Euro-View: John Colley on the Information Security Skills Gap
As global economic hardships continue into the new year, most would welcome the news that a sector is experiencing growth and creating employment.
Information security is such a sector, particularly given business’ rapid move to adopt cost-cutting cloud and mobile technologies that rely on the ability to secure it. Yet since the economic crisis began in 2008, hiring managers have reported that they struggle to fill their positions. Poor recognition of information security as a career option is among the reasons for this situation, but it is only part of the problem. We need to understand what is required to foster a healthy job market in Europe’s information security sector.
It is good news for those already working in information security. (ISC)2 – the International Information Systems Security Certification Consortium – has tracked the effects of the economic downturn via career impact surveys which consistently show increased levels of employment. For example, the one released earlier this year suggests that only 4 percent of respondents did not have a job.
However, employers face an inflationary “hiring” spiral, with 85-90 percent struggling to find the right people, and taking up to six months to fill positions. Salaries rose in 2011 for 70 percent of the sector’s workforce, while a significant number – nearly 14 percent – saw salary increases of more than 10 percent.

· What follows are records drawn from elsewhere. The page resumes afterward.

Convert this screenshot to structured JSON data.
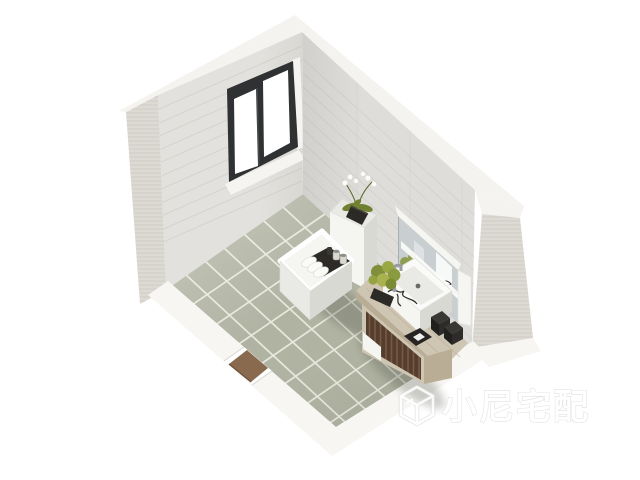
{
  "scene": {
    "description": "3D isometric interior render of a small bathroom",
    "objects": {
      "floor": "green-grey tiled floor",
      "left_wall": "tiled wall with sliding window",
      "right_wall": "tiled wall",
      "pony_walls": "cutaway low walls with door opening",
      "door_threshold": "wood door threshold",
      "window": "dark-framed sliding window",
      "toilet": "white toilet",
      "toilet_tray": "black tray with rolled towels and jars",
      "tank_plant": "white orchid in black pot",
      "vanity": "wood vanity cabinet with vessel sink",
      "sink": "white vessel sink with floral decal",
      "faucet": "chrome faucet",
      "mirror": "wall mirror cabinet with light bar",
      "counter_plants": "green flower pots",
      "accessories": "black bathroom accessories",
      "watermark": "brand watermark"
    }
  },
  "watermark": {
    "text": "小尼宅配",
    "logo": "cube-logo"
  },
  "palette": {
    "bg": "#ffffff",
    "wall_face": "#e2e1dd",
    "wall_face_right": "#deddda",
    "wall_top": "#f4f3ef",
    "wall_edge": "#dcdad3",
    "wall_course": "#d0cfc9",
    "floor_tile": "#b0b3a2",
    "floor_grout": "#ebebe1",
    "low_wall": "#f7f6f3",
    "low_wall_side": "#e7e5e1",
    "door_threshold": "#8a6a4e",
    "window_frame": "#2f3133",
    "window_pane": "#ffffff",
    "window_sill": "#f5f4f0",
    "fixture_white": "#f5f5f2",
    "fixture_shade": "#e9e9e5",
    "fixture_dark": "#d9d9d4",
    "tray_black": "#2d2a27",
    "counter_wood": "#cec5b2",
    "counter_wood_dark": "#b9ad96",
    "cabinet_slats": "#543e2f",
    "mirror_glass": "#c9ced1",
    "plant_green": "#7f8f3a",
    "pot_black": "#2c2a26",
    "chrome": "#979da1",
    "watermark_white": "#ffffff",
    "watermark_outline": "#d6d6d4"
  }
}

Information security is a serious discipline where organisations demand a minimum of three to five years’ experience and a good understanding of security concepts. At the same time, newcomers are not being provided with the opportunities to develop either. It is tempting to suggest that employers must change their approach and recognise the need to invest in new talent.
Yet such a simple solution is not as easy as it sounds. Information security is a relatively new discipline, which makes is very difficult to recognise employee potential or to understand how much investment is required. Even where there is a will, security departments can be small or lack the management “bandwidth” to adequately supervise an individual’s development. Moreover, many of them seek to fill multiple positions, as our surveys show.

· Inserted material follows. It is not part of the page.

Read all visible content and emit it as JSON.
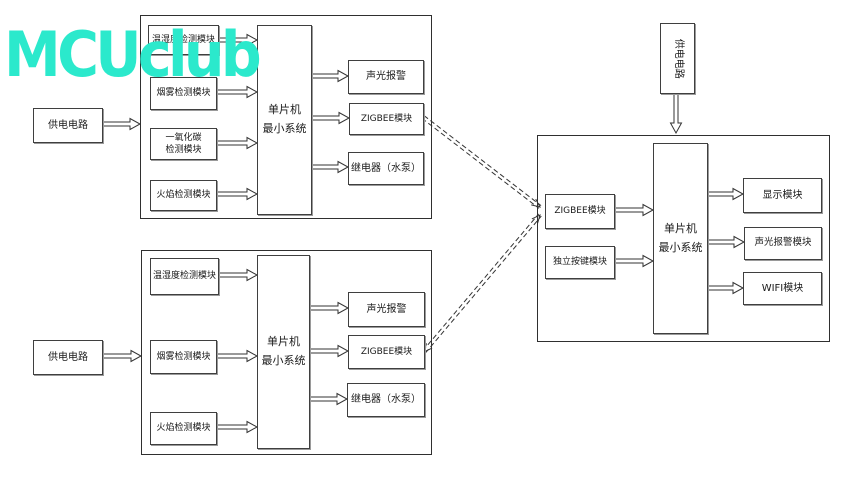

This evolving skills gap is also seen in our Global Information Security Workforce Study, conducted for (ISC)2 by the industry analysts, Frost and Sullivan. It estimates that the information security workforce’s size will nearly double from 2.8 million in 2010 to 4.2 million by 2015. Respondent demographics showed an average age of 40, with only 10 percent under 29 years compared to 17 percent in 2008.

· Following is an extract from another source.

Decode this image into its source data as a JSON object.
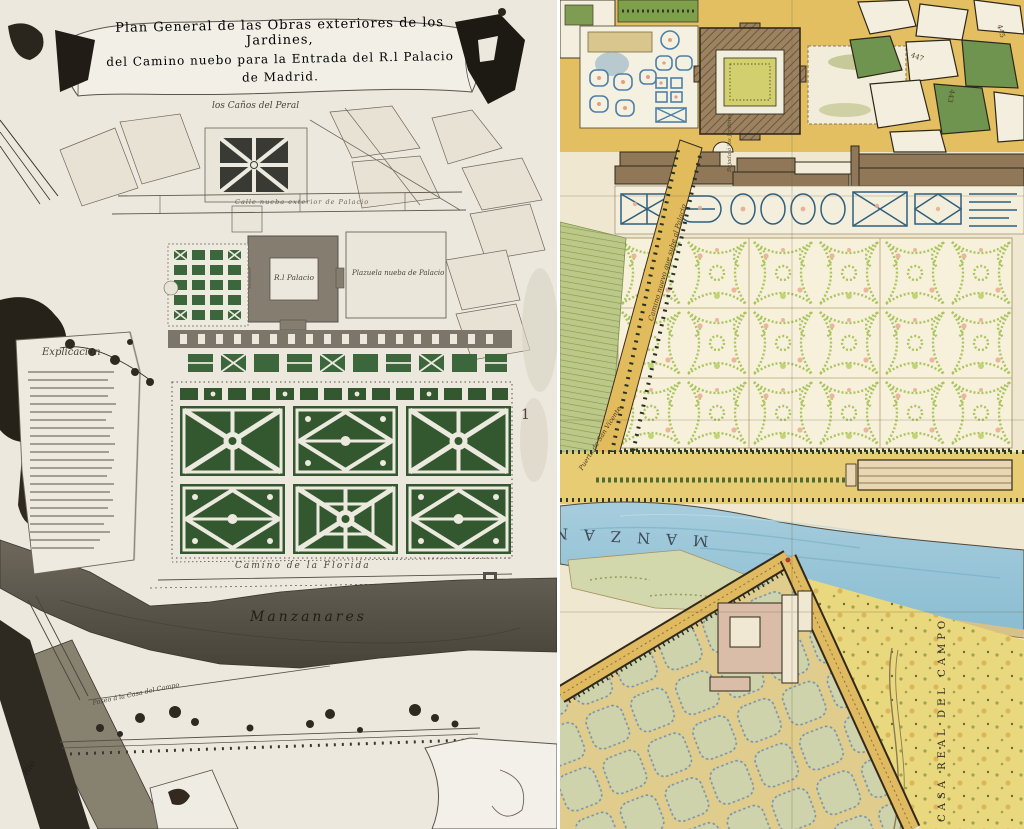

A healthy job market will require a good intake of new and young candidates. Part of the solution is to boost interest. With employers reluctant to develop talent, poor recognition of information security as a career option is limiting the supply of interested, if not-yet-qualified candidates. There is a growing effort to do this, such as the UK’s Cyber Security Challenge, which is funded by the government and industry sponsors.
Once we inspire career interest, however, we need to provide the support to develop it. This calls for educational choice and a job market that isn’t over-reliant on experience. Industry, government, academia and the profession itself all have a role to play. Certainly governments concerned with a disenfranchised youth can see this as an employment opportunity, while employers would respond to public investment in apprenticeships and training programs.
Further, government regulatory and funding frameworks could be reviewed to address the lack of security content in undergraduate university education. To date, the majority of information security-related university courses are at the post-graduate masters’ level, often targeted at the working student. Yet most students don’t pursue a post-graduate education: it is at the undergraduate level where awareness for the career opportunities can be nurtured to the numbers required.
Other established professions such as engineering have a strong history of supporting the development of three and four-year university courses that not only teach fundamentals but also serve as a filter for people who have the right instincts. Graduates move into a workplace that have a level of confidence in their educational training, while the professional community is there to support their on-the-job development. Information security must mature in this way.
As a professional body (ISC)2 has worked for more than 20 years to foster recognition for the profession; we now have 14,000 members in EMEA, many of whom make themselves available to visit universities, host career talks and do guest lectures – whatever it takes to stimulate interest. (ISC)2 is also opening up its knowledge base to publish undergraduate resources and inform curricula, and has created an EMEA advisory board to drive working groups that contribute to skills standards and policy in this area.
I believe information security is a growth area that can help us address the economic challenges ahead – provided that we as a profession can engender a co-ordinated response from government, academia, and industry.